What we REALLY need is reasonably priced signing certificates. The OS should require that ALL code is signed. Then it is a matter of trusting the entire publisher just once.

But code signing is done by a bunch of rip-off artists. The very idea that you need different “kinds” of certificates to sign code versus use SSL on your site, versus whatever – that’s just the signing authorities being greedy weasels. Why when you go to verisign are you asked if you will be signing code for Java or Windows Authenticode, or Adobe AIR, etc? It’s all the same damn it! A simple asymmetric crypto key pair… They bury this in the fine print… “For ease of use, VeriSign recommends buying a code signing certificate for each developer platform. You could use a code signing certificate for one platform to sign code for others. However, …”

And they charge $499! It would be over priced at $49… and it’s only good for a year! Money grubbing weasel scum… They are like banks, insurance companies, and telcos… I hate them all!

BTW, I came to this thread to mention the new developer preview that was made available today… Mac is actually AHEAD of Sun at the moment.

That was really fast (for Apple especially) to get something available to address the regressions that some were experiencing. And it has the added bonus of being a VERY recent version of Java.

Have you seen that new mac dialogs? Now those are killer scary, much less chance a user will accept them then they would the current dialogs on windows/linux.

Ah cool, hopefully it really has java plugin2 this time.

thx for the update.

[quote]TW, I came to this thread to mention the new developer preview that was made available today… Mac is actually AHEAD of Sun at the moment.
[/quote]
Just wondering where you saw this? I can’t find it.

It was announced on the java-dev email list that Apple runs.

http://lists.apple.com/archives/Java-dev/2009/Jul/msg00076.html

That is the dialog for a certificate that could not be verified - it’s supposed to be scary! So long as a verified certificate presents a more reasonable dialog, I’m fine with that one being as it is.

Yes that means that self-signed certificates are going to yeild dialogs that are scary…, since anyone (virus writer, etc.) could produce such a cerificate there isn’t much that can be done about it. If you are self-signing code you will likely have to provide a bit of a “ReadMe” on your web page to explain the dialog and what it means - possibly even providing instuctions for importing you key as a trusted source. You could even provide a double-clickable .jar file that would import your key.

I honestly think it makes more sense for a imilar scary warning to occur with ALL unsigned software, regardless of the language or platform it is written for. That would force the issue of educating the average user.

That’s why I think it should have been completely delegated to the host OS in the first place.

Cas

Non-trivial to do when from the host OS’ perspective all java software looks like java.exe or javaws.exe – say you trust it once and then ALL java programs could be trusted!
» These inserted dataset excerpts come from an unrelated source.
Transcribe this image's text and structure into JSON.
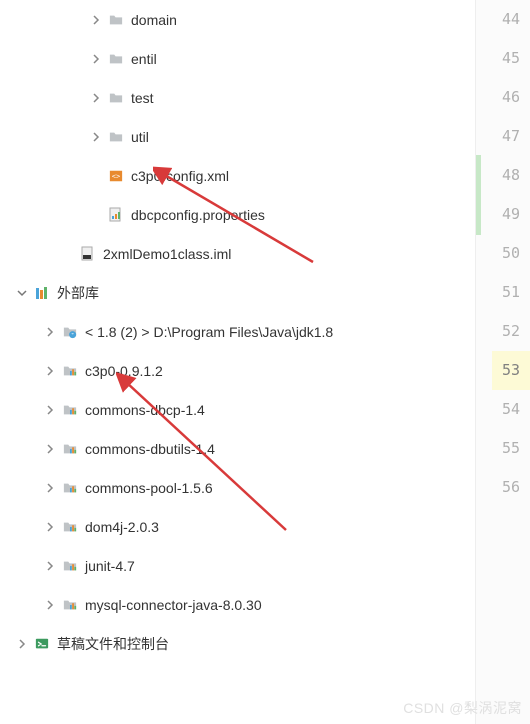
{
  "tree": {
    "rows": [
      {
        "indent": 88,
        "expandable": true,
        "expanded": false,
        "icon": "folder",
        "label": "domain"
      },
      {
        "indent": 88,
        "expandable": true,
        "expanded": false,
        "icon": "folder",
        "label": "entil"
      },
      {
        "indent": 88,
        "expandable": true,
        "expanded": false,
        "icon": "folder",
        "label": "test"
      },
      {
        "indent": 88,
        "expandable": true,
        "expanded": false,
        "icon": "folder",
        "label": "util"
      },
      {
        "indent": 88,
        "expandable": false,
        "icon": "xml",
        "label": "c3p0-config.xml"
      },
      {
        "indent": 88,
        "expandable": false,
        "icon": "prop",
        "label": "dbcpconfig.properties"
      },
      {
        "indent": 60,
        "expandable": false,
        "icon": "iml",
        "label": "2xmlDemo1class.iml"
      },
      {
        "indent": 14,
        "expandable": true,
        "expanded": true,
        "icon": "lib",
        "label": "外部库"
      },
      {
        "indent": 42,
        "expandable": true,
        "expanded": false,
        "icon": "jdk",
        "label": "< 1.8 (2) >  D:\\Program Files\\Java\\jdk1.8"
      },
      {
        "indent": 42,
        "expandable": true,
        "expanded": false,
        "icon": "jar",
        "label": "c3p0-0.9.1.2"
      },
      {
        "indent": 42,
        "expandable": true,
        "expanded": false,
        "icon": "jar",
        "label": "commons-dbcp-1.4"
      },
      {
        "indent": 42,
        "expandable": true,
        "expanded": false,
        "icon": "jar",
        "label": "commons-dbutils-1.4"
      },
      {
        "indent": 42,
        "expandable": true,
        "expanded": false,
        "icon": "jar",
        "label": "commons-pool-1.5.6"
      },
      {
        "indent": 42,
        "expandable": true,
        "expanded": false,
        "icon": "jar",
        "label": "dom4j-2.0.3"
      },
      {
        "indent": 42,
        "expandable": true,
        "expanded": false,
        "icon": "jar",
        "label": "junit-4.7"
      },
      {
        "indent": 42,
        "expandable": true,
        "expanded": false,
        "icon": "jar",
        "label": "mysql-connector-java-8.0.30"
      },
      {
        "indent": 14,
        "expandable": true,
        "expanded": false,
        "icon": "console",
        "label": "草稿文件和控制台"
      }
    ]
  },
  "gutter": {
    "start": 44,
    "end": 56,
    "highlight": 53
  },
  "watermark": "CSDN @梨涡泥窝"
}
I think Sun was forced to implement this themselves, even if the OS did have a similar system in place - like Mac OS X and the “you downloaded this from that scary interweb thingy,do you trust it?” warning. I suppose if the OS did that for opening .JNLP files it might suffice - but you would still be missing the authentication (“we verified it came from X, do you trust X?”, “Do you want ot trust everything from X from now on?”, etc.)… heck maybe it does, I can’t remember.